Emanzipation und Frieden
Das Ansehen der Marktwirtschaft als der angeblich besten aller denkbaren Welten ist arg lädiert. Auch in den vermeintlich entwickelten Ländern beschert sie Millionen Menschen Perspektivlosigkeit, Sozialabbau und Arbeitslosigkeit. Die Finanz- und Wirtschaftskrise ist mit anderen Krisen des globalen Kapitalismus verwoben: Energie-, Umwelt-, Klima-, Hungerkrise und staatlicher Zerfall in großen Teilen der Welt. Widerstand gegen die Zumutungen der Weltmarktkrise ist dringend notwendig. Aber man sollte auch ihre Ursachen verstehen.
Wenn schon Krise, dann wenigstens keine falsche Krisenanalyse. „Wir bezahlen eure Krise nicht!“ ist z.B. ein dummer Spruch. Als ob ein paar Menschen („ihr“) die Krise gemacht hätten. Viele glauben: „Es gibt eine vernünftige Wirtschaft mit moderaten Gewinnvorstellungen, aber ein paar gierige Manager und Spekulanten stürzen uns ins Unglück, weil sie den Hals nicht voll genug kriegen.“ Wenn es so einfach wäre, könnte man die Krise leicht in den Griff kriegen: Ein paar scharfe Gesetze erlassen und den einen oder anderen Manager in den Knast stecken. Solch billige Rezepte werden ja tatsächlich angepriesen. Aber die Erklärung der Krise mit „Gier“ ist ungefähr genauso intelligent wie die Erklärung der Arbeitslosigkeit mit „Faulheit“. Faulheit und Gier müssten urplötzlich um sich gegriffen haben, schließlich gab es ja mal viel weniger Arbeitslose und keine Krise. Viele – auch Linke – überbieten sich zusammen mit Politikern und Medien darin, den Ackermännern, Schaefflers&Co die Schuld in die Schuhe zu schieben. Wer an Bösewichter glaubt, stellt die Systemfrage nicht. Und umgekehrt.

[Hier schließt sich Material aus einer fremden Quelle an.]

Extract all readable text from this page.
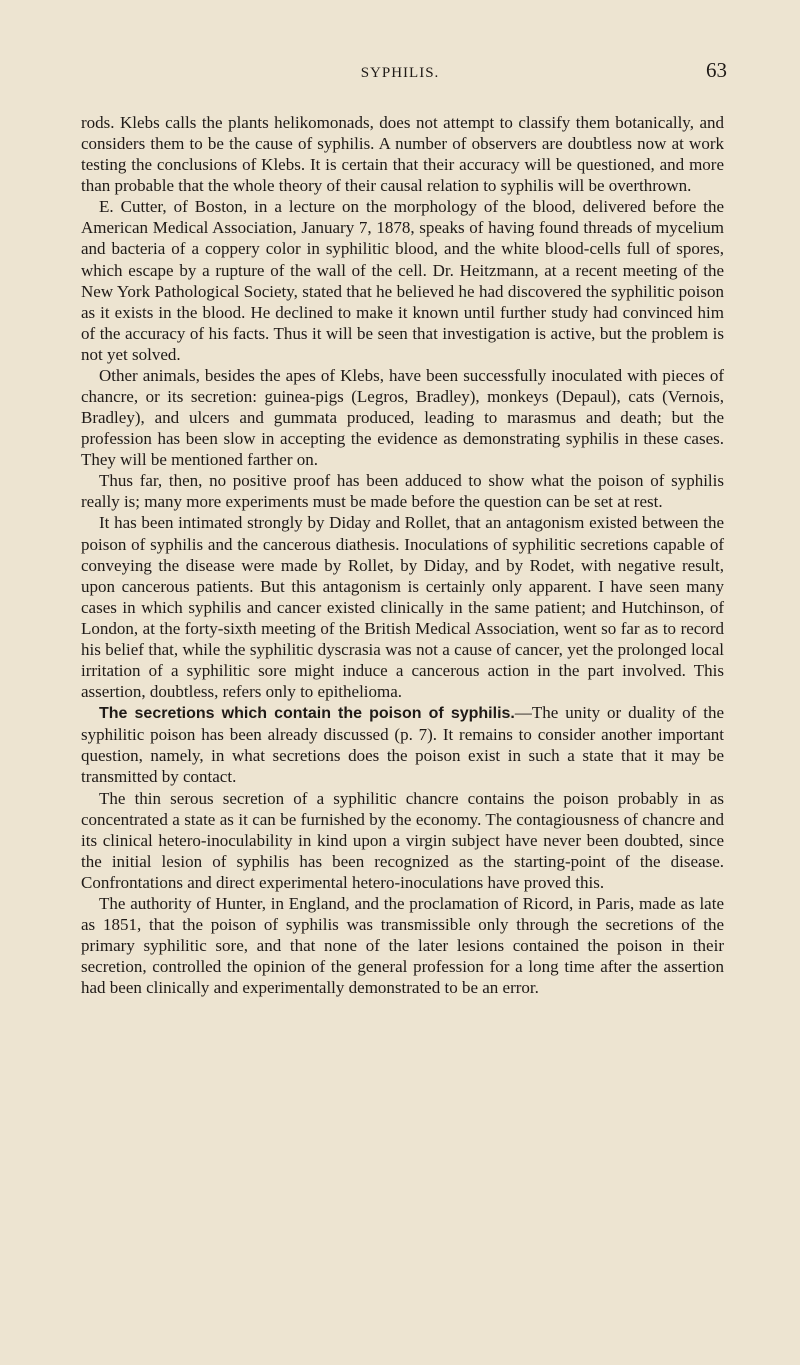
SYPHILIS.	63

rods. Klebs calls the plants helikomonads, does not attempt to classify them botanically, and considers them to be the cause of syphilis. A number of observers are doubtless now at work testing the conclusions of Klebs. It is certain that their accuracy will be questioned, and more than probable that the whole theory of their causal relation to syphilis will be overthrown.

E. Cutter, of Boston, in a lecture on the morphology of the blood, delivered before the American Medical Association, January 7, 1878, speaks of having found threads of mycelium and bacteria of a coppery color in syphilitic blood, and the white blood-cells full of spores, which escape by a rupture of the wall of the cell. Dr. Heitzmann, at a recent meeting of the New York Pathological Society, stated that he believed he had discovered the syphilitic poison as it exists in the blood. He declined to make it known until further study had convinced him of the accuracy of his facts. Thus it will be seen that investigation is active, but the problem is not yet solved.

Other animals, besides the apes of Klebs, have been successfully inoculated with pieces of chancre, or its secretion: guinea-pigs (Legros, Bradley), monkeys (Depaul), cats (Vernois, Bradley), and ulcers and gummata produced, leading to marasmus and death; but the profession has been slow in accepting the evidence as demonstrating syphilis in these cases. They will be mentioned farther on.

Thus far, then, no positive proof has been adduced to show what the poison of syphilis really is; many more experiments must be made before the question can be set at rest.

It has been intimated strongly by Diday and Rollet, that an antagonism existed between the poison of syphilis and the cancerous diathesis. Inoculations of syphilitic secretions capable of conveying the disease were made by Rollet, by Diday, and by Rodet, with negative result, upon cancerous patients. But this antagonism is certainly only apparent. I have seen many cases in which syphilis and cancer existed clinically in the same patient; and Hutchinson, of London, at the forty-sixth meeting of the British Medical Association, went so far as to record his belief that, while the syphilitic dyscrasia was not a cause of cancer, yet the prolonged local irritation of a syphilitic sore might induce a cancerous action in the part involved. This assertion, doubtless, refers only to epithelioma.

The secretions which contain the poison of syphilis.—The unity or duality of the syphilitic poison has been already discussed (p. 7). It remains to consider another important question, namely, in what secretions does the poison exist in such a state that it may be transmitted by contact.

The thin serous secretion of a syphilitic chancre contains the poison probably in as concentrated a state as it can be furnished by the economy. The contagiousness of chancre and its clinical hetero-inoculability in kind upon a virgin subject have never been doubted, since the initial lesion of syphilis has been recognized as the starting-point of the disease. Confrontations and direct experimental hetero-inoculations have proved this.

The authority of Hunter, in England, and the proclamation of Ricord, in Paris, made as late as 1851, that the poison of syphilis was transmissible only through the secretions of the primary syphilitic sore, and that none of the later lesions contained the poison in their secretion, controlled the opinion of the general profession for a long time after the assertion had been clinically and experimentally demonstrated to be an error.
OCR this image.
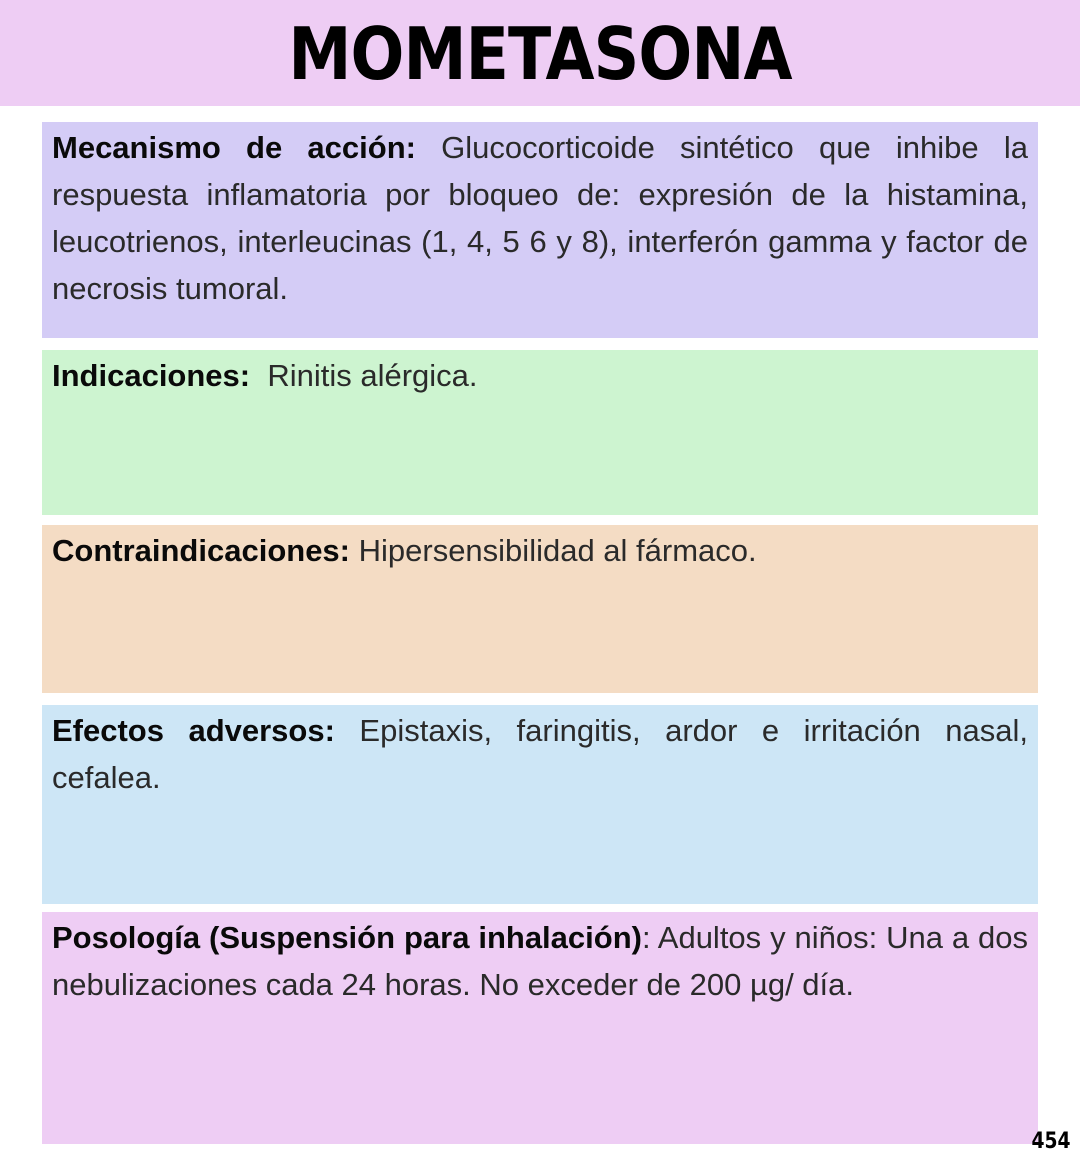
MOMETASONA
Mecanismo de acción: Glucocorticoide sintético que inhibe la respuesta inflamatoria por bloqueo de: expresión de la histamina, leucotrienos, interleucinas (1, 4, 5 6 y 8), interferón gamma y factor de necrosis tumoral.
Indicaciones:  Rinitis alérgica.
Contraindicaciones: Hipersensibilidad al fármaco.
Efectos adversos: Epistaxis, faringitis, ardor e irritación nasal, cefalea.
Posología (Suspensión para inhalación): Adultos y niños: Una a dos nebulizaciones cada 24 horas. No exceder de 200 µg/ día.
454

Wer oder was ist Schuld? Der Kapitalismus lebt von der Illusion ewigen Wachstums. Andernfalls jammern Unternehmerverbände, Gewerkschaften, Politiker und Kommentatoren. Denn dann geht es an Profite, Arbeitsplätze und Steuereinnahmen – an die Grundlagen von Wirtschaft und Staat. Kapital strebt nicht einfach nach Profit, sondern nach Maximalprofit: es muss möglichst viel in Rationalisierung und Ausweitung der Produktion reinvestieren, um im tödlichen Konkurrenzkampf zu überleben. Profit lässt sich nur aus der Verwertung menschlicher Arbeitskraft ziehen, denn nur diese ist in der Lage, mehr Wert zu produzieren, als sie selber hat. Wer vom Verkauf seiner Arbeitskraft leben will, muss einen Nutzen für den Kreislauf aus ewigem Wachstum und Maximalprofit abwerfen. Andernfalls ist er nicht „verwertbar“, sprich überflüssig. Doch Mikroelektronik und allgemeine Computerisierung erfordern immer weniger Menschen, um immer größere und immer billiger produzierte Warenberge anzuhäufen. Es gibt also immer weniger „verwertbare“, entlohnungsberechtigte und profitable Menschen. Folglich flieht das Kapital zunehmend in die Finanzsphäre, wo die Spekulation auf zukünftige Profite das Hamsterrad aus Maximalprofit und ewigem Wachstum noch einmal weiterdreht. Der Kapitalismus bringt jede Menge gierige Leute hervor – oben wie unten. Einige davon sitzen an der Quelle und machen ihren persönlichen Deal. Aber mit ihrer irrwitzigen Finanzakrobatik tun Manager und Börsianer letztendlich genau das, was die Marktwirtschaft verlangt: höchst mögliche Profite für ein unendliches Wachstum herausschlagen. Geht die Kreditwürdigkeit an einer Stelle flöten, fällt das ganze Kartenhaus in sich zusammen. Das erleben wir gerade. Das eigentliche Problem ist also die kapitalistische Wirtschaft selbst mit ihren Grundlagen.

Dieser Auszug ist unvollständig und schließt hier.